Bhutto’s Death a Blow to U.S. Foreign Policy
December 28, 2007
Word is spreading about the role of the U.S. State Department in the proposed power-sharing arrangement between Pakistan’s former Prime Minister, Benazir Bhutto, and it’s current President, Pervez Musharraf. The deal was meant to bring political stability to one of the U.S.’ key allies in the war on terror. With the assassination of Bhutto, however, Pakistan’s future (and its relationship with the West) is less certain.
According to the Washington Post, Benazir Bhutto’s return to Pakistan from her self-imposed eight-year exile was the result of negotiation between the U.S. State Department and Pakistani President Musharraf. Bhutto was forced out of her position as Prime Minister in 1996 and fled the country because of corruption charges (which she claimed were politically motivated). She, and her Pakistan Peoples Party, still maintained a wide constituency in the country. As trouble in Musharraf’s administration started becoming more evident, U.S. officials began to see Bhutto as a stabilizing force. Musharraf apparently (and reluctantly) agreed.

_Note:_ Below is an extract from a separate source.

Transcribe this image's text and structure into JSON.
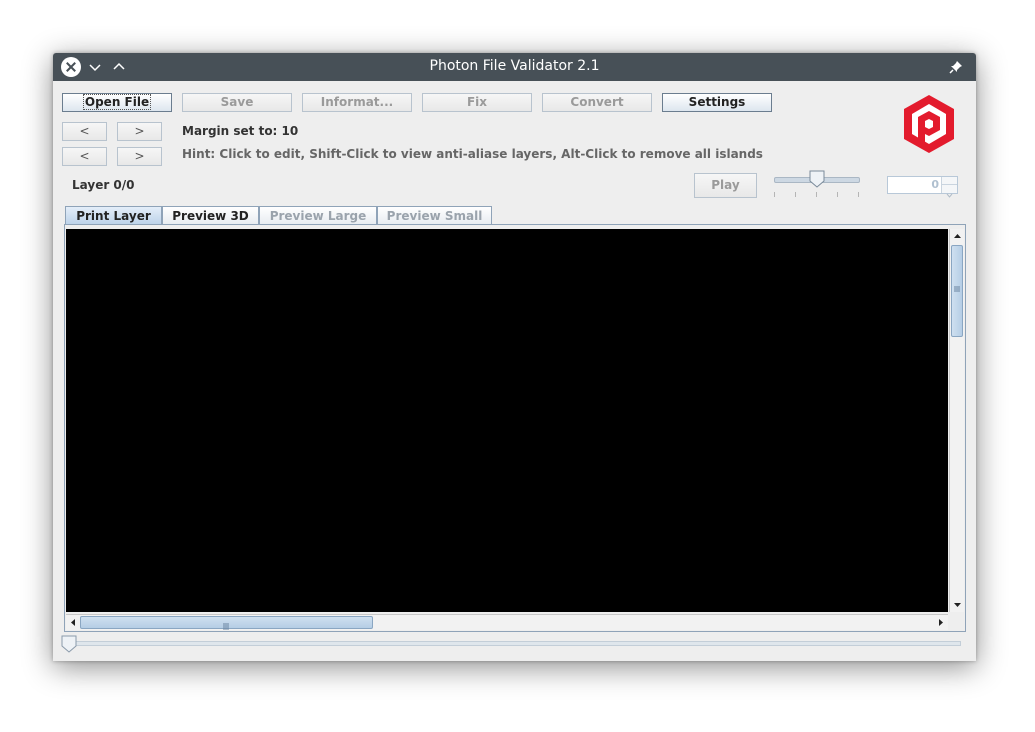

But with Bhutto’s death, some are predicting that Musharraf’s political career cannot last – a blow to U.S. foreign policy, which has supported the Pakistani President.
In the wake of these events, and with increasing concern that Musharraf could impose emergency rule again, the U.S. is calling on the Pakistani leadership to continue with elections in January: “The way to honor her memory is to continue the democratic process in Pakistan, so that the democracy that she so hoped for will be completed,” said Secretary of State Condoleezza Rice.
The State Department is also calling on moderates to participate in the upcoming election: “[Bhutto’s] departure from the scene is unfortunate and leaves a huge number of question marks because these parties are very personalized vehicles, but it doesn’t change our basic goal of getting all the (moderates) to agree that extremism is not the future of the country, and working toward that end,” said an unnamed State Department official (Fox News).